Author Disclosure Statement
Dr Planas, Dr Alvarez, Dr Delgado, Dr Igwe, and Dr Pulido have no conflicts of interest to report.
References
- Palumbo A, Anderson K. Multiple myeloma. N Engl J Med. 2011;364:1046-1060.
- National Comprehensive Cancer Network. NCCN Clinical Practice Guidelines in Oncology (NCCN Guidelines): multiple myeloma. Version 4.2026. www.nccn.org/professionals/physician_gls/pdf/myeloma.pdf
- Sanfilippo KM, Luo S, Wang TF, et al. Predicting venous thromboembolism in multiple myeloma: development and validation of the IMPEDE VTE score. Am J Hematol. 2019;94:1176-1184.
- Fernandez MM, Hogue S, Preblick R, Kwong WJ. Review of the cost of venous thromboembolism. Clinicoecon Outcomes Res. 2015;7:451-462.
- Li A, Wu Q, Luo S, et al. Derivation and validation of a risk assessment model for immunomodulatory drug-associated thrombosis among patients with multiple myeloma. J Natl Compr Canc Netw. 2019;17:840-847.

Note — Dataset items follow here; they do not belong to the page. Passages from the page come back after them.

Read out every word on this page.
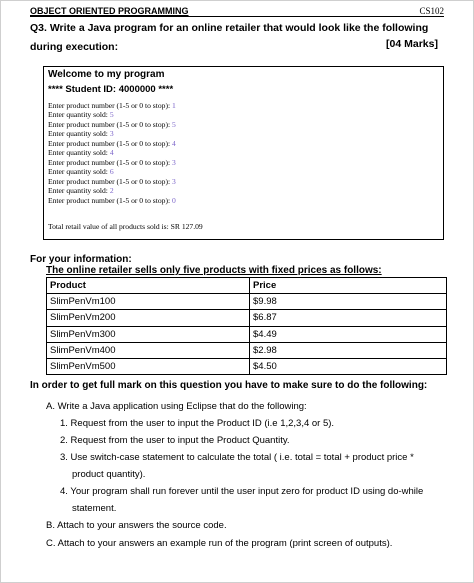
OBJECT ORIENTED PROGRAMMING	CS102
Q3. Write a Java program for an online retailer that would look like the following during execution:	[04 Marks]
Welcome to my program
**** Student ID: 4000000 ****
Enter product number (1-5 or 0 to stop): 1
Enter quantity sold: 5
Enter product number (1-5 or 0 to stop): 5
Enter quantity sold: 3
Enter product number (1-5 or 0 to stop): 4
Enter quantity sold: 4
Enter product number (1-5 or 0 to stop): 3
Enter quantity sold: 6
Enter product number (1-5 or 0 to stop): 3
Enter quantity sold: 2
Enter product number (1-5 or 0 to stop): 0
Total retail value of all products sold is: SR 127.09
For your information:
The online retailer sells only five products with fixed prices as follows:
Product	Price
SlimPenVm100	$9.98
SlimPenVm200	$6.87
SlimPenVm300	$4.49
SlimPenVm400	$2.98
SlimPenVm500	$4.50
In order to get full mark on this question you have to make sure to do the following:
A. Write a Java application using Eclipse that do the following:
1. Request from the user to input the Product ID (i.e 1,2,3,4 or 5).
2. Request from the user to input the Product Quantity.
3. Use switch-case statement to calculate the total ( i.e. total = total + product price *
product quantity).
4. Your program shall run forever until the user input zero for product ID using do-while
statement.
B. Attach to your answers the source code.
C. Attach to your answers an example run of the program (print screen of outputs).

- Li A, Wu Q, Warnick G, et al. The incidence of thromboembolism for lenalidomide versus thalidomide in older patients with newly diagnosed multiple myeloma. Ann Hematol. 2020;99:121-126.
- Khorana AA, Dalal MR, Lin J, Connolly GC. Health care costs associated with venous thromboembolism in selected high-risk ambulatory patients with solid tumors undergoing chemotherapy in the United States. Clinicoecon Outcomes Res. 2013;5:101-108.
- Lee AYY. Anticoagulation in the treatment of established venous thromboembolism in patients with cancer. J Clin Oncol. 2009;27:4895-4901.